Терапевтическое отделение
Терапевтическое отделение
Людовик XIV мог говорить: «Государство — это я!» Доктор Мардна не говорил: «Терапевтическое отделение — это я!» — но тон отделению задавал он.
Гиппократ, отец медицины, знал, что к чему, когда говорил, что у врача три вида оружия в борьбе с недугом: слово, лекарство и нож. Причем на первое место выдвигал слово.
Справедливо и изречение: «Если после разговора с врачом больной уже чувствует облегчение, значит, врач хорош!»
От слова, от обращения врача, от умения внушать доверие и вселять надежду в больного зависит если не все, то очень многое.
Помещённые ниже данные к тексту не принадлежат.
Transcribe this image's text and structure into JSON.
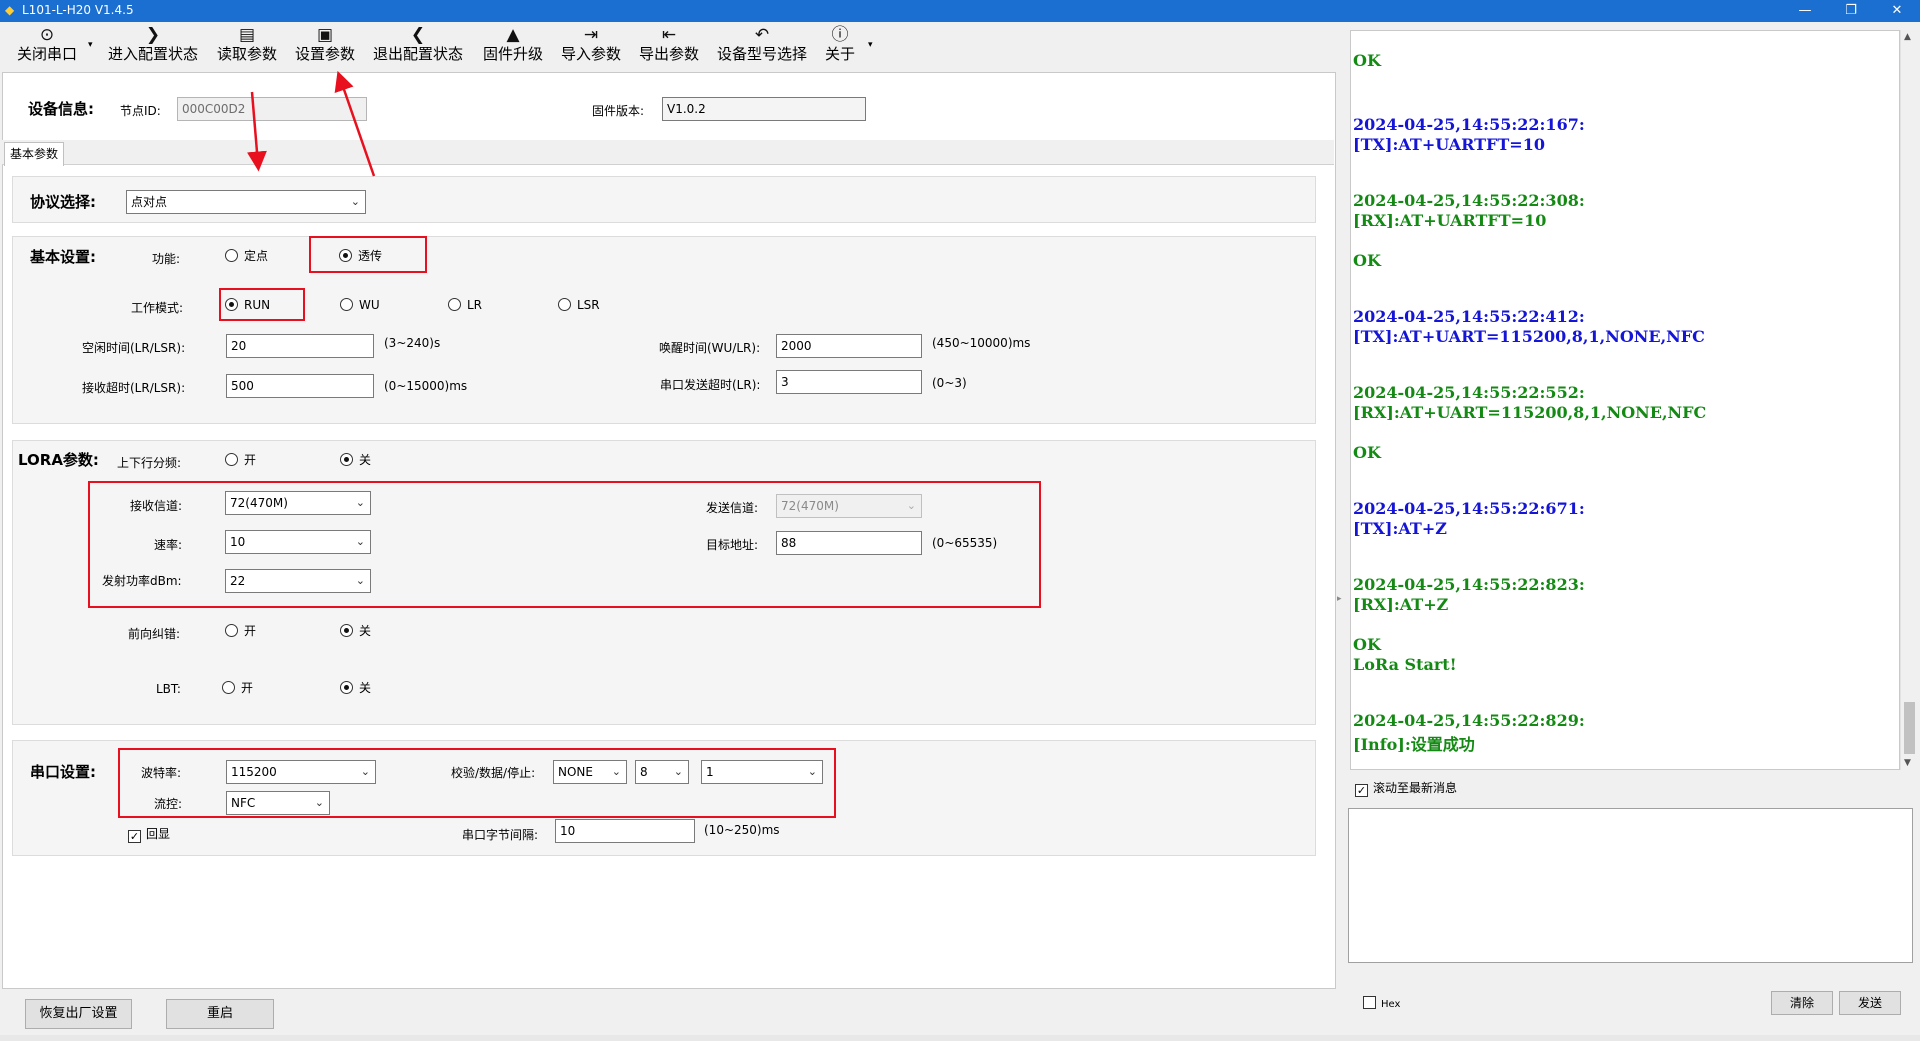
{
  "window": {
    "title": "L101-L-H20 V1.4.5",
    "min": "—",
    "max": "❐",
    "close": "✕"
  },
  "toolbar": {
    "close_port": "关闭串口",
    "enter_config": "进入配置状态",
    "read_params": "读取参数",
    "set_params": "设置参数",
    "exit_config": "退出配置状态",
    "firmware_upgrade": "固件升级",
    "import_params": "导入参数",
    "export_params": "导出参数",
    "model_select": "设备型号选择",
    "about": "关于"
  },
  "device_info": {
    "title": "设备信息:",
    "node_id_label": "节点ID:",
    "node_id": "000C00D2",
    "fw_label": "固件版本:",
    "fw_version": "V1.0.2"
  },
  "tabs": {
    "basic": "基本参数"
  },
  "protocol": {
    "label": "协议选择:",
    "value": "点对点"
  },
  "basic": {
    "title": "基本设置:",
    "function_label": "功能:",
    "fixed": "定点",
    "transparent": "透传",
    "mode_label": "工作模式:",
    "run": "RUN",
    "wu": "WU",
    "lr": "LR",
    "lsr": "LSR",
    "idle_label": "空闲时间(LR/LSR):",
    "idle_value": "20",
    "idle_range": "(3~240)s",
    "wake_label": "唤醒时间(WU/LR):",
    "wake_value": "2000",
    "wake_range": "(450~10000)ms",
    "recv_timeout_label": "接收超时(LR/LSR):",
    "recv_timeout_value": "500",
    "recv_timeout_range": "(0~15000)ms",
    "uart_timeout_label": "串口发送超时(LR):",
    "uart_timeout_value": "3",
    "uart_timeout_range": "(0~3)"
  },
  "lora": {
    "title": "LORA参数:",
    "split_label": "上下行分频:",
    "on": "开",
    "off": "关",
    "rx_channel_label": "接收信道:",
    "rx_channel": "72(470M)",
    "tx_channel_label": "发送信道:",
    "tx_channel": "72(470M)",
    "rate_label": "速率:",
    "rate": "10",
    "target_label": "目标地址:",
    "target": "88",
    "target_range": "(0~65535)",
    "power_label": "发射功率dBm:",
    "power": "22",
    "fec_label": "前向纠错:",
    "lbt_label": "LBT:"
  },
  "serial": {
    "title": "串口设置:",
    "baud_label": "波特率:",
    "baud": "115200",
    "parity_label": "校验/数据/停止:",
    "parity": "NONE",
    "data_bits": "8",
    "stop_bits": "1",
    "flow_label": "流控:",
    "flow": "NFC",
    "echo_label": "回显",
    "interval_label": "串口字节间隔:",
    "interval": "10",
    "interval_range": "(10~250)ms"
  },
  "bottom": {
    "factory_reset": "恢复出厂设置",
    "restart": "重启"
  },
  "log": {
    "lines": [
      {
        "text": "OK",
        "cls": "okc"
      },
      {
        "text": "2024-04-25,14:55:22:167:",
        "cls": "tx"
      },
      {
        "text": "[TX]:AT+UARTFT=10",
        "cls": "tx"
      },
      {
        "text": "2024-04-25,14:55:22:308:",
        "cls": "rx"
      },
      {
        "text": "[RX]:AT+UARTFT=10",
        "cls": "rx"
      },
      {
        "text": "OK",
        "cls": "okc"
      },
      {
        "text": "2024-04-25,14:55:22:412:",
        "cls": "tx"
      },
      {
        "text": "[TX]:AT+UART=115200,8,1,NONE,NFC",
        "cls": "tx"
      },
      {
        "text": "2024-04-25,14:55:22:552:",
        "cls": "rx"
      },
      {
        "text": "[RX]:AT+UART=115200,8,1,NONE,NFC",
        "cls": "rx"
      },
      {
        "text": "OK",
        "cls": "okc"
      },
      {
        "text": "2024-04-25,14:55:22:671:",
        "cls": "tx"
      },
      {
        "text": "[TX]:AT+Z",
        "cls": "tx"
      },
      {
        "text": "2024-04-25,14:55:22:823:",
        "cls": "rx"
      },
      {
        "text": "[RX]:AT+Z",
        "cls": "rx"
      },
      {
        "text": "OK",
        "cls": "okc"
      },
      {
        "text": "LoRa Start!",
        "cls": "okc"
      },
      {
        "text": "2024-04-25,14:55:22:829:",
        "cls": "rx"
      },
      {
        "text": "[Info]:设置成功",
        "cls": "rx"
      }
    ],
    "autoscroll_label": "滚动至最新消息",
    "hex_label": "Hex",
    "clear": "清除",
    "send": "发送"
  }
}
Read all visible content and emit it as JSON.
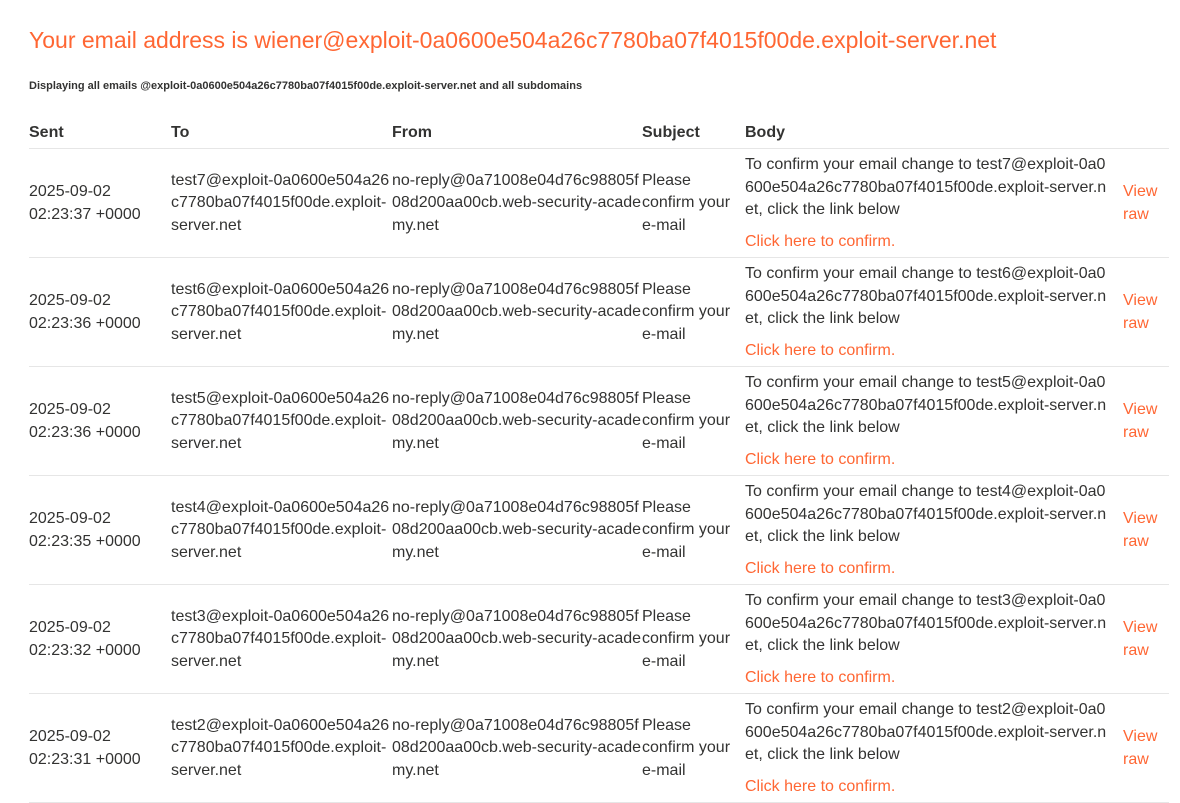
{
  "header": {
    "title": "Your email address is wiener@exploit-0a0600e504a26c7780ba07f4015f00de.exploit-server.net",
    "subtitle": "Displaying all emails @exploit-0a0600e504a26c7780ba07f4015f00de.exploit-server.net and all subdomains"
  },
  "table": {
    "columns": [
      "Sent",
      "To",
      "From",
      "Subject",
      "Body",
      ""
    ],
    "rows": [
      {
        "sent": "2025-09-02 02:23:37 +0000",
        "to": "test7@exploit-0a0600e504a26c7780ba07f4015f00de.exploit-server.net",
        "from": "no-reply@0a71008e04d76c98805f08d200aa00cb.web-security-academy.net",
        "subject": "Please confirm your e-mail",
        "body": "To confirm your email change to test7@exploit-0a0600e504a26c7780ba07f4015f00de.exploit-server.net, click the link below",
        "link": "Click here to confirm.",
        "raw": "View raw"
      },
      {
        "sent": "2025-09-02 02:23:36 +0000",
        "to": "test6@exploit-0a0600e504a26c7780ba07f4015f00de.exploit-server.net",
        "from": "no-reply@0a71008e04d76c98805f08d200aa00cb.web-security-academy.net",
        "subject": "Please confirm your e-mail",
        "body": "To confirm your email change to test6@exploit-0a0600e504a26c7780ba07f4015f00de.exploit-server.net, click the link below",
        "link": "Click here to confirm.",
        "raw": "View raw"
      },
      {
        "sent": "2025-09-02 02:23:36 +0000",
        "to": "test5@exploit-0a0600e504a26c7780ba07f4015f00de.exploit-server.net",
        "from": "no-reply@0a71008e04d76c98805f08d200aa00cb.web-security-academy.net",
        "subject": "Please confirm your e-mail",
        "body": "To confirm your email change to test5@exploit-0a0600e504a26c7780ba07f4015f00de.exploit-server.net, click the link below",
        "link": "Click here to confirm.",
        "raw": "View raw"
      },
      {
        "sent": "2025-09-02 02:23:35 +0000",
        "to": "test4@exploit-0a0600e504a26c7780ba07f4015f00de.exploit-server.net",
        "from": "no-reply@0a71008e04d76c98805f08d200aa00cb.web-security-academy.net",
        "subject": "Please confirm your e-mail",
        "body": "To confirm your email change to test4@exploit-0a0600e504a26c7780ba07f4015f00de.exploit-server.net, click the link below",
        "link": "Click here to confirm.",
        "raw": "View raw"
      },
      {
        "sent": "2025-09-02 02:23:32 +0000",
        "to": "test3@exploit-0a0600e504a26c7780ba07f4015f00de.exploit-server.net",
        "from": "no-reply@0a71008e04d76c98805f08d200aa00cb.web-security-academy.net",
        "subject": "Please confirm your e-mail",
        "body": "To confirm your email change to test3@exploit-0a0600e504a26c7780ba07f4015f00de.exploit-server.net, click the link below",
        "link": "Click here to confirm.",
        "raw": "View raw"
      },
      {
        "sent": "2025-09-02 02:23:31 +0000",
        "to": "test2@exploit-0a0600e504a26c7780ba07f4015f00de.exploit-server.net",
        "from": "no-reply@0a71008e04d76c98805f08d200aa00cb.web-security-academy.net",
        "subject": "Please confirm your e-mail",
        "body": "To confirm your email change to test2@exploit-0a0600e504a26c7780ba07f4015f00de.exploit-server.net, click the link below",
        "link": "Click here to confirm.",
        "raw": "View raw"
      }
    ]
  }
}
А умение обращаться с больными, даже самыми антипатичными, порой отталкивающими, у Мардны было!
Было и другое. Он знал свое дело и, что встречается куда реже, любил его.
Недаром он говорил:
— Не будь я врачом, я хотел бы быть… именно врачом и никем иным!
Третья отличительная черта доктора Мардны — потребность делиться опытом, учить своих младших сотрудников.
Тут мне действительно повезло.
Я всегда терпеть не могла механически выполнять свою работу, повторяя без изменения одно и то же изо дня в день.
Мне всегда хотелось понять суть того, что я делаю, чтобы с каждым разом делать это лучше, чем вчера.
Кроме меня средний медперсонал был представлен тремя фельдшерами. Это были Моня, Али и Александр Петрович. С Моней мы как-то сразу нашли общий язык, так как поклонялись одному кумиру — доктору Мардне.
Моня, вернее — Соломон Маркович Трегубов, еврей из Харбина, окончил русско-японскую гимназию и успел добраться до третьего курса медицинского института.
Он ненавидел японцев и всей душой рвался в Советский Союз, будучи экзальтированным юным коммунистом и неплохим поэтом к тому же.
При первой возможности он осуществил свою мечту — перешел границу в полной уверенности, что его встретят с распростертыми объятиями.
«Объятия» его встретили. Если не жаркие, то крепкие: судили его по статье 58–6 за шпионаж, дали десять лет и отправили в Норильск.
Все мы, четверо, охотно слушали интересные и наглядные лекции доктора Мардны, но самыми рьяными его «студентами» были мы с Моней. Мы смотрели ему буквально в рот, боясь пропустить хотя бы одно слово, молились на него, как на Бога, и считали величайшим счастьем, если доктор разрешал нам самим принять — выслушать, поставить диагноз и заполнить историю болезни.
Уж как мы старались не оконфузиться перед нашим кумиром — любимым учителем! До чего же дотошен был наш осмотр! Сам Лаэннек[27] не мог бы придраться к последовательности приемов осмотра: анамнез, осмотр, выстукивание и выслушивание.
С каким увлечением мы спорили о характере хрипов: мелкопузырчатые или среднепузырчатые? Какое прослушивается дыхание — ослабленное или только укороченное? И можно ли перкуссионный звук назвать Sehenkelton?
К большому нашему огорчению, доктор отнюдь не всегда соглашался с диагнозом нашего консилиума и, стараясь щадить наше «докторское» самолюбие, так деликатно указывал на допущенные ошибки, что мы только удивлялись, как это мы сами не догадались.